Xiyuan Kang

Postgraduate Research Student

xk00063@surrey.ac.uk

Academic and research departments

Computer Science Research Centre.

About

My research project

Human Pose Estimation

My research project is about 3D HPE.

Publications

Yi Yuan, Dongya Jia, Xiaobin Zhuang, Yuanzhe Chen, Zhuo Chen, Yuping Wang, Yuxuan Wang, Xubo Liu, Xiyuan Kang, Mark D. Plumbley, Wenwu Wang (2025)Sound-VECaps: Improving Audio Generation with Visually Enhanced Captions, In: ICASSP 2025 - 2025 IEEE International Conference on Acoustics, Speech and Signal Processing (ICASSP) Institute of Electrical and Electronics Engineers (IEEE)

DOI: 10.1109/ICASSP49660.2025.10889473

Generative models have shown significant achievements in audio generation tasks. However, existing models struggle with complex and detailed prompts, leading to potential performance degradation. We hypothesize that this problem stems from the simplicity and scarcity of the training data. This work aims to create a large-scale audio dataset with rich captions for improving audio generation models. We first develop an automated pipeline to generate detailed captions by transforming predicted visual captions, audio captions, and tagging labels into comprehensive descriptions using a Large Language Model (LLM). The resulting dataset, Sound-VECaps, comprises 1.66M high-quality audio-caption pairs with enriched details including audio event orders, occurred places and environment information. We then demonstrate that training the text-to-audio generation models with Sound-VECaps significantly improves the performance on complex prompts. Furthermore, we conduct ablation studies of the models on several downstream audio-language tasks, showing the potential of Sound-VECaps in advancing audio-text representation learning.Dataset and demos are available at https://yyua8222.github.io/Sound-VECaps-demo/.

Yi Yuan, Haohe Liu, Xubo Liu, Xiyuan Kang, Peipei Wu, Mark Plumbley, Wenwu Wang (2023)Text-Driven Foley Sound Generation With Latent Diffusion Model, In: arXiv.org Cornell University Library, arXiv.org

DOI: 10.48550/arxiv.2306.10359

Foley sound generation aims to synthesise the background sound for multimedia content. Previous models usually employ a large development set with labels as input (e.g., single numbers or one-hot vector). In this work, we propose a diffusion model based system for Foley sound generation with text conditions. To alleviate the data scarcity issue, our model is initially pre-trained with large-scale datasets and fine-tuned to this task via transfer learning using the contrastive language-audio pertaining (CLAP) technique. We have observed that the feature embedding extracted by the text encoder can significantly affect the performance of the generation model. Hence, we introduce a trainable layer after the encoder to improve the text embedding produced by the encoder. In addition, we further refine the generated waveform by generating multiple candidate audio clips simultaneously and selecting the best one, which is determined in terms of the similarity score between the embedding of the candidate clips and the embedding of the target text label. Using the proposed method, our system ranks \({1}^{st}\) among the systems submitted to DCASE Challenge 2023 Task 7. The results of the ablation studies illustrate that the proposed techniques significantly improve sound generation performance.

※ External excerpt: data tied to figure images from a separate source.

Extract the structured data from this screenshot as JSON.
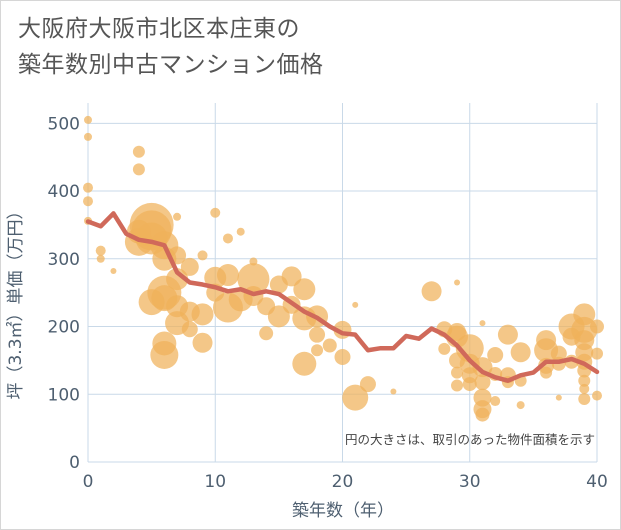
{
  "title_lines": [
    "大阪府大阪市北区本庄東の",
    "築年数別中古マンション価格"
  ],
  "colors": {
    "bubble": "#f0b25a",
    "line": "#d0695a",
    "grid": "#c9d9e8",
    "text": "#4e5f70"
  },
  "chart_data": {
    "type": "scatter",
    "title": "大阪府大阪市北区本庄東の築年数別中古マンション価格",
    "xlabel": "築年数（年）",
    "ylabel": "坪（3.3㎡）単価（万円）",
    "xlim": [
      0,
      40
    ],
    "ylim": [
      0,
      530
    ],
    "x_ticks": [
      0,
      10,
      20,
      30,
      40
    ],
    "y_ticks": [
      0,
      100,
      200,
      300,
      400,
      500
    ],
    "grid": true,
    "note": "円の大きさは、取引のあった物件面積を示す",
    "bubbles": [
      [
        0,
        505,
        4
      ],
      [
        0,
        480,
        4
      ],
      [
        0,
        405,
        5
      ],
      [
        0,
        385,
        5
      ],
      [
        0,
        356,
        4
      ],
      [
        1,
        312,
        5
      ],
      [
        1,
        300,
        4
      ],
      [
        2,
        282,
        3
      ],
      [
        4,
        458,
        6
      ],
      [
        4,
        432,
        6
      ],
      [
        4,
        340,
        12
      ],
      [
        4,
        325,
        14
      ],
      [
        5,
        350,
        22
      ],
      [
        5,
        342,
        20
      ],
      [
        5,
        330,
        16
      ],
      [
        5,
        236,
        13
      ],
      [
        6,
        320,
        14
      ],
      [
        6,
        300,
        12
      ],
      [
        6,
        250,
        17
      ],
      [
        6,
        242,
        13
      ],
      [
        6,
        175,
        12
      ],
      [
        6,
        158,
        14
      ],
      [
        7,
        305,
        9
      ],
      [
        7,
        270,
        11
      ],
      [
        7,
        230,
        11
      ],
      [
        7,
        205,
        12
      ],
      [
        7,
        362,
        4
      ],
      [
        8,
        288,
        9
      ],
      [
        8,
        222,
        10
      ],
      [
        8,
        196,
        8
      ],
      [
        9,
        218,
        11
      ],
      [
        9,
        176,
        10
      ],
      [
        9,
        305,
        5
      ],
      [
        10,
        368,
        5
      ],
      [
        10,
        272,
        11
      ],
      [
        10,
        250,
        9
      ],
      [
        11,
        330,
        5
      ],
      [
        11,
        228,
        15
      ],
      [
        11,
        276,
        11
      ],
      [
        12,
        340,
        4
      ],
      [
        12,
        240,
        12
      ],
      [
        13,
        270,
        16
      ],
      [
        13,
        245,
        10
      ],
      [
        13,
        296,
        4
      ],
      [
        14,
        190,
        7
      ],
      [
        14,
        230,
        9
      ],
      [
        15,
        262,
        9
      ],
      [
        15,
        215,
        11
      ],
      [
        16,
        274,
        10
      ],
      [
        16,
        232,
        9
      ],
      [
        17,
        255,
        11
      ],
      [
        17,
        212,
        12
      ],
      [
        17,
        145,
        12
      ],
      [
        18,
        215,
        11
      ],
      [
        18,
        188,
        8
      ],
      [
        18,
        165,
        6
      ],
      [
        19,
        172,
        7
      ],
      [
        20,
        195,
        9
      ],
      [
        20,
        155,
        8
      ],
      [
        21,
        232,
        3
      ],
      [
        21,
        95,
        13
      ],
      [
        22,
        115,
        8
      ],
      [
        24,
        104,
        3
      ],
      [
        27,
        252,
        10
      ],
      [
        28,
        196,
        8
      ],
      [
        28,
        167,
        6
      ],
      [
        29,
        192,
        9
      ],
      [
        29,
        185,
        11
      ],
      [
        29,
        150,
        8
      ],
      [
        29,
        132,
        6
      ],
      [
        29,
        113,
        6
      ],
      [
        29,
        265,
        3
      ],
      [
        30,
        168,
        14
      ],
      [
        30,
        145,
        10
      ],
      [
        30,
        128,
        8
      ],
      [
        30,
        115,
        7
      ],
      [
        31,
        140,
        10
      ],
      [
        31,
        118,
        8
      ],
      [
        31,
        95,
        9
      ],
      [
        31,
        78,
        9
      ],
      [
        31,
        70,
        7
      ],
      [
        31,
        205,
        3
      ],
      [
        32,
        158,
        8
      ],
      [
        32,
        130,
        7
      ],
      [
        32,
        90,
        5
      ],
      [
        33,
        188,
        10
      ],
      [
        33,
        128,
        8
      ],
      [
        33,
        118,
        6
      ],
      [
        34,
        162,
        10
      ],
      [
        34,
        120,
        6
      ],
      [
        34,
        84,
        4
      ],
      [
        36,
        180,
        10
      ],
      [
        36,
        165,
        12
      ],
      [
        36,
        142,
        8
      ],
      [
        36,
        132,
        6
      ],
      [
        37,
        160,
        8
      ],
      [
        37,
        145,
        7
      ],
      [
        37,
        95,
        3
      ],
      [
        38,
        200,
        13
      ],
      [
        38,
        185,
        9
      ],
      [
        38,
        148,
        7
      ],
      [
        39,
        218,
        11
      ],
      [
        39,
        195,
        13
      ],
      [
        39,
        180,
        10
      ],
      [
        39,
        162,
        9
      ],
      [
        39,
        148,
        8
      ],
      [
        39,
        135,
        7
      ],
      [
        39,
        120,
        6
      ],
      [
        39,
        108,
        5
      ],
      [
        39,
        93,
        6
      ],
      [
        40,
        200,
        7
      ],
      [
        40,
        160,
        6
      ],
      [
        40,
        98,
        5
      ]
    ],
    "bubble_format": [
      "x",
      "y",
      "size"
    ],
    "series": [
      {
        "x": [
          0,
          1,
          2,
          3,
          4,
          5,
          6,
          7,
          8,
          9,
          10,
          11,
          12,
          13,
          14,
          15,
          16,
          17,
          18,
          19,
          20,
          21,
          22,
          23,
          24,
          25,
          26,
          27,
          28,
          29,
          30,
          31,
          32,
          33,
          34,
          35,
          36,
          37,
          38,
          39,
          40
        ],
        "values": [
          355,
          348,
          367,
          337,
          328,
          325,
          320,
          280,
          265,
          262,
          258,
          252,
          255,
          248,
          252,
          248,
          235,
          222,
          213,
          200,
          190,
          188,
          165,
          168,
          168,
          186,
          182,
          197,
          188,
          172,
          150,
          133,
          125,
          120,
          128,
          132,
          148,
          148,
          152,
          145,
          133
        ]
      }
    ]
  }
}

The codes for implementing the proposed system are available online.

Yi Yuan, Haohe Liu, Xubo Liu, Xiyuan Kang, Mark Plumbley, Wenwu Wang (2023)Latent Diffusion Model Based Foley Sound Generation System For DCASE Challenge 2023 Task 7, In: arXiv.org Cornell University Library, arXiv.org

DOI: 10.48550/arxiv.2305.15905

Foley sound presents the background sound for multimedia content and the generation of Foley sound involves computationally modelling sound effects with specialized techniques. In this work, we proposed a system for DCASE 2023 challenge task 7: Foley Sound Synthesis. The proposed system is based on AudioLDM, which is a diffusion-based text-to-audio generation model. To alleviate the data-hungry problem, the system first trained with large-scale datasets and then downstreamed into this DCASE task via transfer learning. Through experiments, we found out that the feature extracted by the encoder can significantly affect the performance of the generation model. Hence, we improve the results by leveraging the input label with related text embedding features obtained by a significant language model, i.e., contrastive language-audio pertaining (CLAP). In addition, we utilize a filtering strategy to further refine the output, i.e. by selecting the best results from the candidate clips generated in terms of the similarity score between the sound and target labels. The overall system achieves a Frechet audio distance (FAD) score of 4.765 on average among all seven different classes, substantially outperforming the baseline system which performs a FAD score of 9.7.